Bravo, Barack, for telling the world
It’s not hard to be angry these days. Pick up a newspaper and read about the latest bailout scandal. Outrageous bonuses, anyone? Take a blood pressure pill if you’re still opening your 401k statements.
I’m writing this after reading the March issue of the AARP Bulletin and, yes, I’m P.O.-ed. It has nothing to do with the quality of the publication, which is excellent, but everything to do with the stories contained within. For years, I’ve thought that the concept of staying in one’s home with the help of home medical equipment and services made so much sense that no one could possibly be against it - except every bureaucrat who wants to achieve scorable savings in yet another attempt to “fix” health care.
The AARP Bulletin’s editor’s column focuses on the new president’s pledge to reform health care. It notes that Barack Obama had intimate experience with the system: As his mother lay dying of cancer, she was arguing with insurance companies about coverage.
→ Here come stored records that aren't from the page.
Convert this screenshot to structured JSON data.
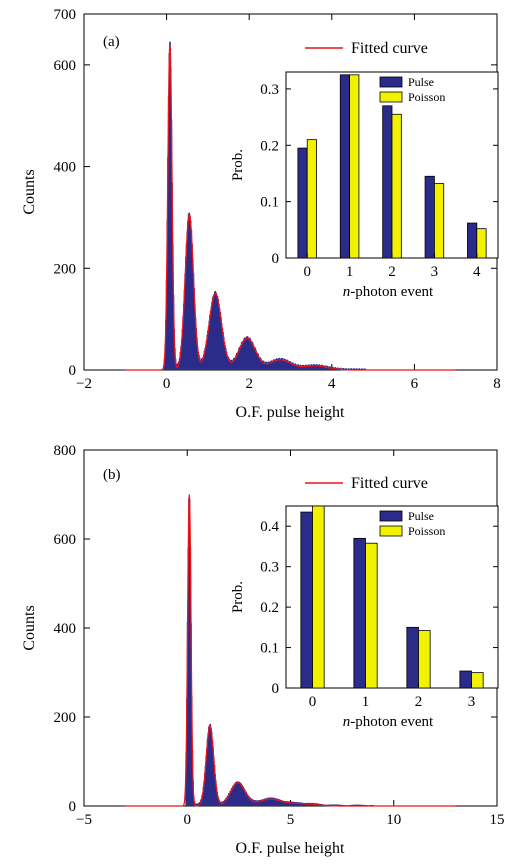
{
  "chart_data": [
    {
      "type": "histogram",
      "panel_label": "(a)",
      "xlabel": "O.F. pulse height",
      "ylabel": "Counts",
      "xlim": [
        -2,
        8
      ],
      "ylim": [
        0,
        700
      ],
      "xticks": [
        "−2",
        "0",
        "2",
        "4",
        "6",
        "8"
      ],
      "yticks": [
        "0",
        "200",
        "400",
        "600",
        "700"
      ],
      "legend": {
        "label": "Fitted curve",
        "color": "#e8161b",
        "placement": "top-right"
      },
      "histogram_color": "#2b2b8a",
      "peaks": [
        {
          "x": 0.08,
          "y": 640,
          "sigma": 0.05
        },
        {
          "x": 0.55,
          "y": 305,
          "sigma": 0.1
        },
        {
          "x": 1.18,
          "y": 150,
          "sigma": 0.15
        },
        {
          "x": 1.95,
          "y": 62,
          "sigma": 0.2
        },
        {
          "x": 2.75,
          "y": 20,
          "sigma": 0.25
        },
        {
          "x": 3.6,
          "y": 8,
          "sigma": 0.3
        }
      ],
      "inset": {
        "type": "bar",
        "xlabel": "n-photon event",
        "ylabel": "Prob.",
        "categories": [
          "0",
          "1",
          "2",
          "3",
          "4"
        ],
        "ylim": [
          0,
          0.33
        ],
        "yticks": [
          "0",
          "0.1",
          "0.2",
          "0.3"
        ],
        "series": [
          {
            "name": "Pulse",
            "color": "#2b2b8a",
            "values": [
              0.195,
              0.325,
              0.27,
              0.145,
              0.062
            ]
          },
          {
            "name": "Poisson",
            "color": "#f2f200",
            "values": [
              0.21,
              0.325,
              0.255,
              0.132,
              0.052
            ]
          }
        ]
      }
    },
    {
      "type": "histogram",
      "panel_label": "(b)",
      "xlabel": "O.F. pulse height",
      "ylabel": "Counts",
      "xlim": [
        -5,
        15
      ],
      "ylim": [
        0,
        800
      ],
      "xticks": [
        "−5",
        "0",
        "5",
        "10",
        "15"
      ],
      "yticks": [
        "0",
        "200",
        "400",
        "600",
        "800"
      ],
      "legend": {
        "label": "Fitted curve",
        "color": "#e8161b",
        "placement": "top-right"
      },
      "histogram_color": "#2b2b8a",
      "peaks": [
        {
          "x": 0.1,
          "y": 700,
          "sigma": 0.08
        },
        {
          "x": 1.1,
          "y": 180,
          "sigma": 0.18
        },
        {
          "x": 2.45,
          "y": 52,
          "sigma": 0.35
        },
        {
          "x": 4.0,
          "y": 15,
          "sigma": 0.55
        },
        {
          "x": 5.5,
          "y": 5,
          "sigma": 0.7
        }
      ],
      "inset": {
        "type": "bar",
        "xlabel": "n-photon event",
        "ylabel": "Prob.",
        "categories": [
          "0",
          "1",
          "2",
          "3"
        ],
        "ylim": [
          0,
          0.45
        ],
        "yticks": [
          "0",
          "0.1",
          "0.2",
          "0.3",
          "0.4"
        ],
        "series": [
          {
            "name": "Pulse",
            "color": "#2b2b8a",
            "values": [
              0.435,
              0.37,
              0.15,
              0.042
            ]
          },
          {
            "name": "Poisson",
            "color": "#f2f200",
            "values": [
              0.45,
              0.358,
              0.142,
              0.038
            ]
          }
        ]
      }
    }
  ]
}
His beloved grandmother was able to stay in her Honolulu apartment with some “modest help … that cost the system much less than if she’d gone into a long-term care facility.” Those are the president’s words.
Bravo, Barack, for telling the world what we’ve known all along: Home care is part of the answer to intelligent healthcare reform.
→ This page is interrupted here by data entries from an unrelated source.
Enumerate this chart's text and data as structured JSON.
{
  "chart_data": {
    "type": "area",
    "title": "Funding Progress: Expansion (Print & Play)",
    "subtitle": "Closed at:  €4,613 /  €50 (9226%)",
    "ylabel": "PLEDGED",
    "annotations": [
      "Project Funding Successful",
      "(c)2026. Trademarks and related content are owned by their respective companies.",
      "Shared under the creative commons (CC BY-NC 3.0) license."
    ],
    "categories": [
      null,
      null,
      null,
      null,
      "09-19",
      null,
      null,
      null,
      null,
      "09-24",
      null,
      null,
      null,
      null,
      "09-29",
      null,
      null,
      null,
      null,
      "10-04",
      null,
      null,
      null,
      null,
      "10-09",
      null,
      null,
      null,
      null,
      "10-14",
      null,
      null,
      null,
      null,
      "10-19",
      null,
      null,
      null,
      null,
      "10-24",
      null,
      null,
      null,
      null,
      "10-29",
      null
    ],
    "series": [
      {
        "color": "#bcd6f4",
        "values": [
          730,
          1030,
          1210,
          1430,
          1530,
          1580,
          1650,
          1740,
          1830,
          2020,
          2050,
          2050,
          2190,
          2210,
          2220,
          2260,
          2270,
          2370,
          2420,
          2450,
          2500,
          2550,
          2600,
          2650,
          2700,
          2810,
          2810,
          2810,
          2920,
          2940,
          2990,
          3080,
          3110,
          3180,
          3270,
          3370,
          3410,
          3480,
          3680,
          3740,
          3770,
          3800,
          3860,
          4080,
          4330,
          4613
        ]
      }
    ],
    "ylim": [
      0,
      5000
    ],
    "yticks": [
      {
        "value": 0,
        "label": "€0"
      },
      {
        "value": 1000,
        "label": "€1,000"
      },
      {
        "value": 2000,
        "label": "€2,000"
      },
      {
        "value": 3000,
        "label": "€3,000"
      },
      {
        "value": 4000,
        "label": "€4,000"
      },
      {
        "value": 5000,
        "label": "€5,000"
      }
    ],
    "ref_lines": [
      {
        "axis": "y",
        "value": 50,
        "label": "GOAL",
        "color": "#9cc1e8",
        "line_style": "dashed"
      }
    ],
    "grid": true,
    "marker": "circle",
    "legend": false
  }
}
Turn the page and read a horrifying story about the super-resistant infections that kill 90,000 Americans annually. The take-away: “Get the hell out of that hospital bed and go home ASAP.” A variety of therapies are available at home now, and they cost a whole lot less there. I’m also betting that the chances of contracting MRSA or clostridium difficile decrease exponentially when sleeping in one’s own bed and using one’s own bathroom.
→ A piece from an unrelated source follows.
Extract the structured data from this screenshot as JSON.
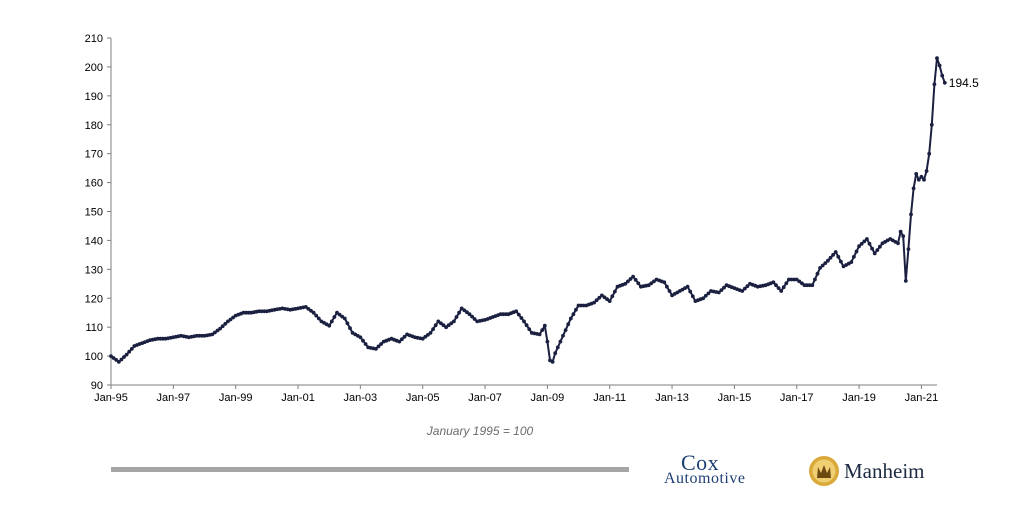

Keep reading and grab a box of tissues for “Oh, Lord, Don’t Put Me in a Nursing Home,” a heart-wrenching story, complete with personal anecdotes, about the effects of cuts to Medicaid and elder care programs across the U.S. as cash-strapped states slash human services budgets.
Not surprisingly, AARP research reveals that nine out of 10 older Americans prefer their own homes to nursing facilities. “Florida’s Community Care for the Elderly, for example, spends about $5,000 a year to help one older person remain in her home; more extensive state Medicaid home services cost $8,000 per person, and the average cost of a Florida nursing home is $65,000,” writes author Barbara Basler.
Forgive the cliché, but somebody needs to do the math.
The healthcare system is broken, and it needs to be fixed. Congress should read the AARP Bulletin and see if its members come to the same conclusion I did: People want to live in their homes as long as possible. Home medical equipment, services and programs are a large part of the solution. So is the nascent home modifications market.
We’re cost-efficient, we allow people to be as well as they can be considering their condition, and they can live happily in their homes. What part of that concept doesn’t make sense?
Carolyn Cole is vice president-corporate communications for VGM Group, Inc.